Nasrallah, he added, was trying to reassure the Lebanese people that the resistance was geared toward protecting Lebanon against Israeli aggression and had nothing to do with Hizbullah "taking power for power's sake" in Lebanon. Hizbullah officials said they were responding to the Lebanese government's decision to outlaw the Shi'ite party's communications network and oust an airport security chief close to it.

In his speech on Monday, Nasrallah put everyone on notice in Lebanon that Hizbullah's primary concern was the liberation of the Shaba farms from Israeli control and "making sure that the discussion of Hizbullah arms and its role should be within that framework," said Prof.
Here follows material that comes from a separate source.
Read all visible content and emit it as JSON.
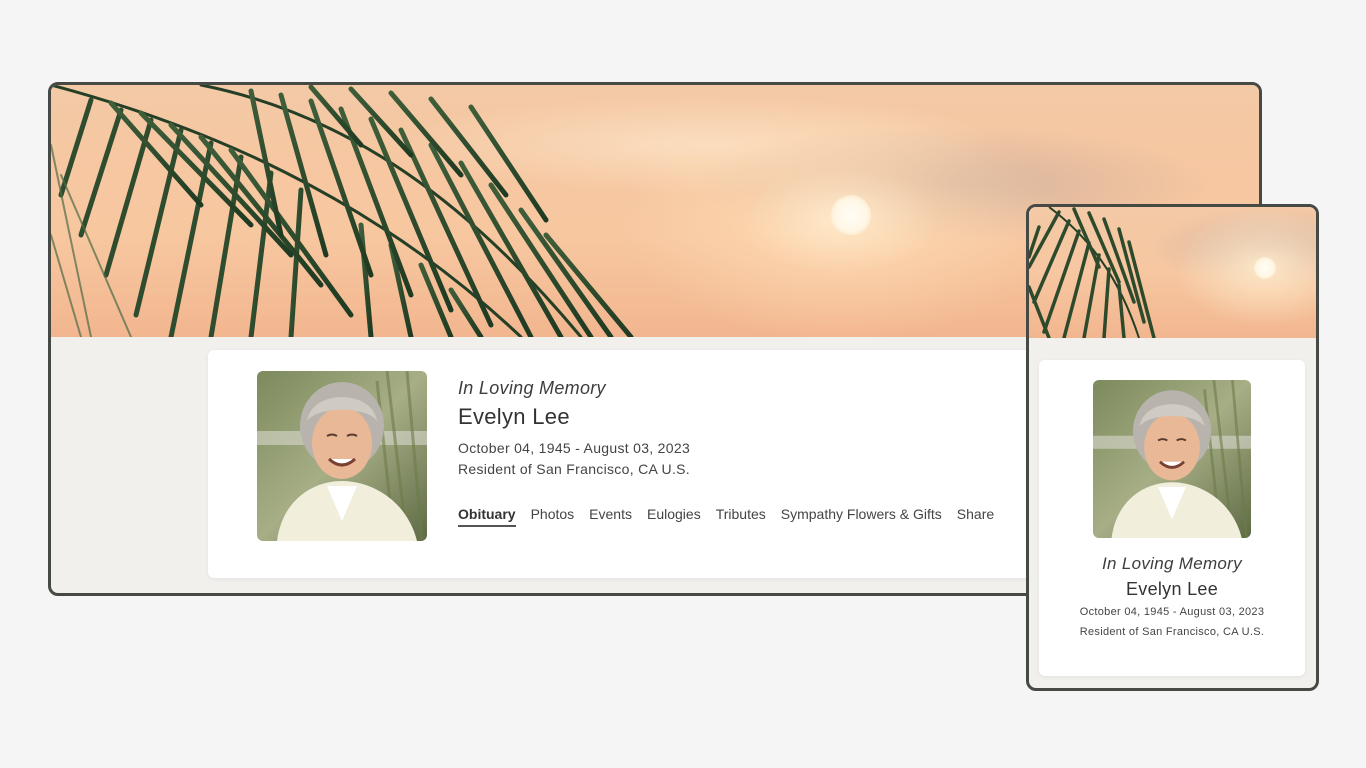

Judith Harik of Matn University in Beirut.

Nasrallah also warned against any attempts to disarm the Shi'ite party and emphasized that any defense strategy should be framed against Israel as Lebanon's sole enemy.

With Nasrallah saying in his speech that Hizbullah allowed no one to dictate its actions, it was signaling greater independence and strength to supporters and foes alike, Harik added. Although many see the organization as a puppet of Iran, it has made significant financial strides to lessen its dependency on the country, including establishing a micro-credit organization that has amassed large funds that are used in part to sustain its network of social services, she said.

"Hizbullah is restating its position that its role in Lebanon and the fight against Israel will continue - and basically, in that respect, that the US strategy to confront and weaken Hizbullah has failed miserably," she said. "The main message was that Hizbullah is here to stay."